For reference, this is a clip from his rookie year against the Panthers (bottom of screen) where he runs an identical route, but from the opposite side. Compared to the previous route, he doesn’t sell the hitch nearly as much. He is somewhat impatient to get out of his break and a bit upright when he stutter steps. This time the cornerback isn’t fooled and stays in his hip pocket. It’s minor details like this that you can tell he’s been mastering over the course of his career.
This next route Trae Waynes lines up in press coverage across from him. Hill stems inside off of his release and Waynes actually does a nice job of staying with him. Three steps off of the line Hill flashes his eyes towards the quarterback and forces Waynes to react and take an angle to the ball. However, his eyes are telling lies here and he explodes off that plant foot and stacks Waynes to beat him to the cornerback (clears hands again) and score on this beautiful route and catch.
Here is the full play:
Anyone can get it, too. Here he runs the same route and beats Chris Harris Jr., one of the best cornerbacks in the league.

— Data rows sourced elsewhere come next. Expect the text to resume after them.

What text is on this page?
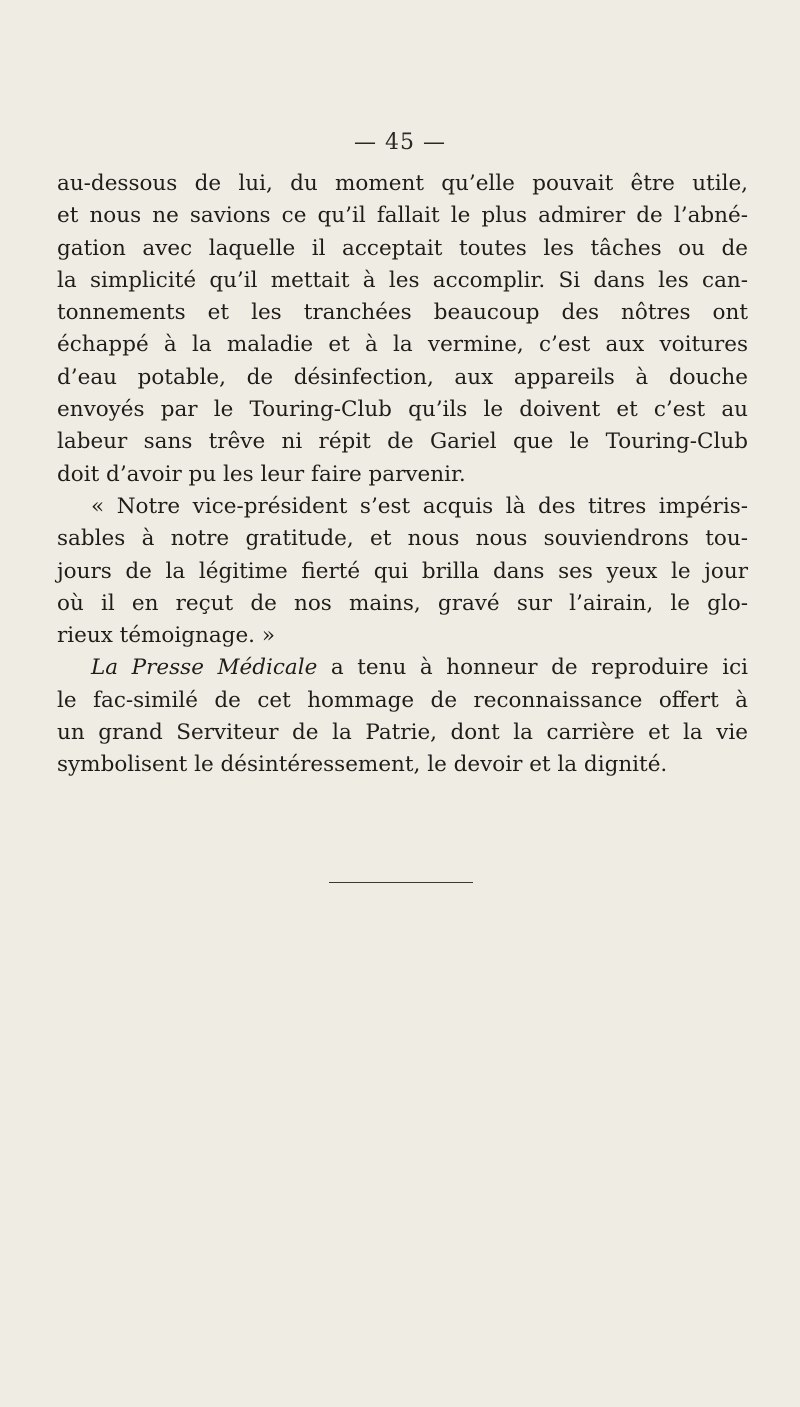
— 45 —
au-dessous de lui, du moment qu’elle pouvait être utile,
et nous ne savions ce qu’il fallait le plus admirer de l’abné-
gation avec laquelle il acceptait toutes les tâches ou de
la simplicité qu’il mettait à les accomplir. Si dans les can-
tonnements et les tranchées beaucoup des nôtres ont
échappé à la maladie et à la vermine, c’est aux voitures
d’eau potable, de désinfection, aux appareils à douche
envoyés par le Touring-Club qu’ils le doivent et c’est au
labeur sans trêve ni répit de Gariel que le Touring-Club
doit d’avoir pu les leur faire parvenir.
« Notre vice-président s’est acquis là des titres impéris-
sables à notre gratitude, et nous nous souviendrons tou-
jours de la légitime fierté qui brilla dans ses yeux le jour
où il en reçut de nos mains, gravé sur l’airain, le glo-
rieux témoignage. »
La Presse Médicale a tenu à honneur de reproduire ici
le fac-similé de cet hommage de reconnaissance offert à
un grand Serviteur de la Patrie, dont la carrière et la vie
symbolisent le désintéressement, le devoir et la dignité.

He also recognizes zone coverages and understands where to sit on his routes. He gets in and out of breaks so quickly without any extra steps and gives his quarterback a good target to show he’s open. This is a very underrated skill to have.
These are a few more of the routes that stood out on tape:
Tyreek Hill can really do anything he’s asked of at the receiver position. He’s not a one trick-pony by any means. Rather, Hill is a well-rounded wideout with refined route-running skills which he pairs well with his natural abilities. He was still a raw athlete when he came into the NFL, but he has worked at his craft and it is evident on the field. He should be mentioned alongside Julio Jones, Michael Thomas, and Deandre Hopkins as some of the best at their position.